I haven't experienced Qwen3.5 (35B and 27B) over thinking. Posting my settings/prompt
A user's vanilla setup with Qwen 3.5-35B and 27B shows minimal reasoning tokens, contradicting widespread reports of loops.
A detailed user report is challenging the viral narrative that Qwen's 3.5 series models, specifically the 35B and 27B parameter versions, suffer from 'overthinking'—getting caught in extended reasoning loops and consuming excessive tokens. The user, running quantized versions (UD-Q4_K_XL) from Unsloth on an RTX 5090 with llama.cpp, states they have experienced the opposite: impressively few tokens used for high-quality responses. Their key finding is that using 100% default inference parameters, with no custom settings sent during prompts, yields stable and efficient performance. They posit that the widespread reports of problematic behavior may stem from users applying non-recommended parameters or overloading the models with dozens of tool definitions for complex agentic workflows.
The user's setup is notably simple. They run the models via a standard llama-server with basic arguments (--jinja -fa 1) and a 100k context window, exclusively for a chat-style interface with access to only four simple tools (two for web search, one for image manipulation, and one for server queries). They employ a straightforward system prompt that emphasizes step-by-step thinking and accuracy. This experience suggests that the perceived instability of Qwen 3.5 models might be a configuration or use-case issue rather than a fundamental flaw, highlighting the critical importance of sharing reproducible setup details when discussing LLM performance.

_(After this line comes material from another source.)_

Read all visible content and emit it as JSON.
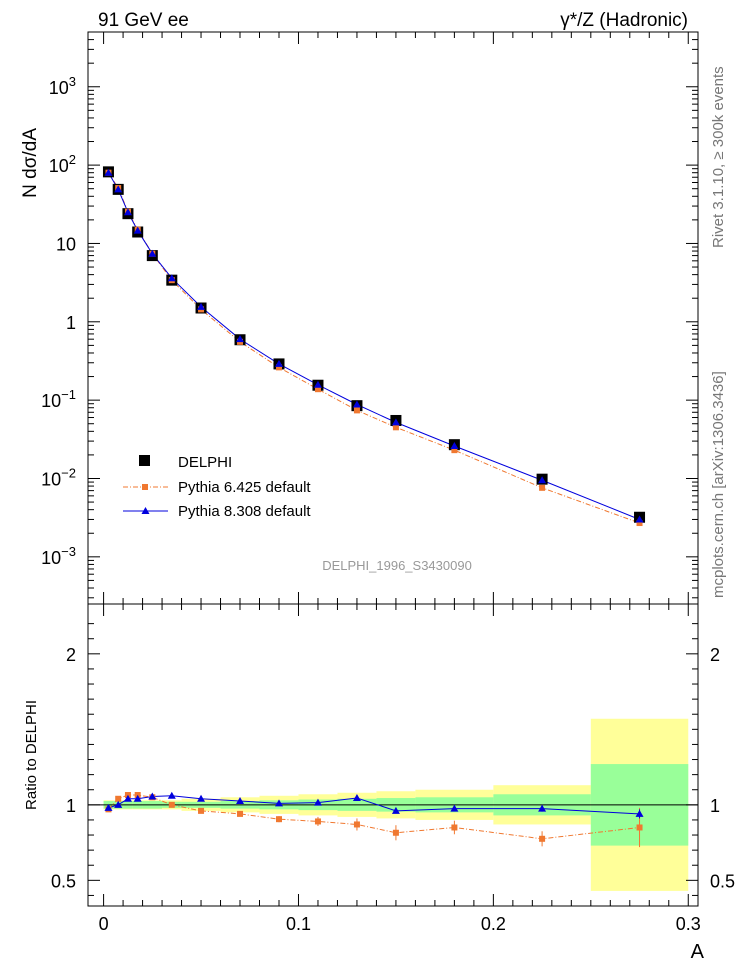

- User runs Qwen 3.5-35B-A3B and 27B with 100% default parameters, reporting no 'overthinking' or token waste.
- Suggests the issue may be caused by bad custom parameters or overloaded agent setups with many tools.
- Setup uses a simple 4-tool chat interface on an RTX 5090 with llama.cpp, contradicting widespread performance complaints.
Why It Matters
Highlights how model performance is highly dependent on correct configuration, saving developers time troubleshooting non-existent bugs.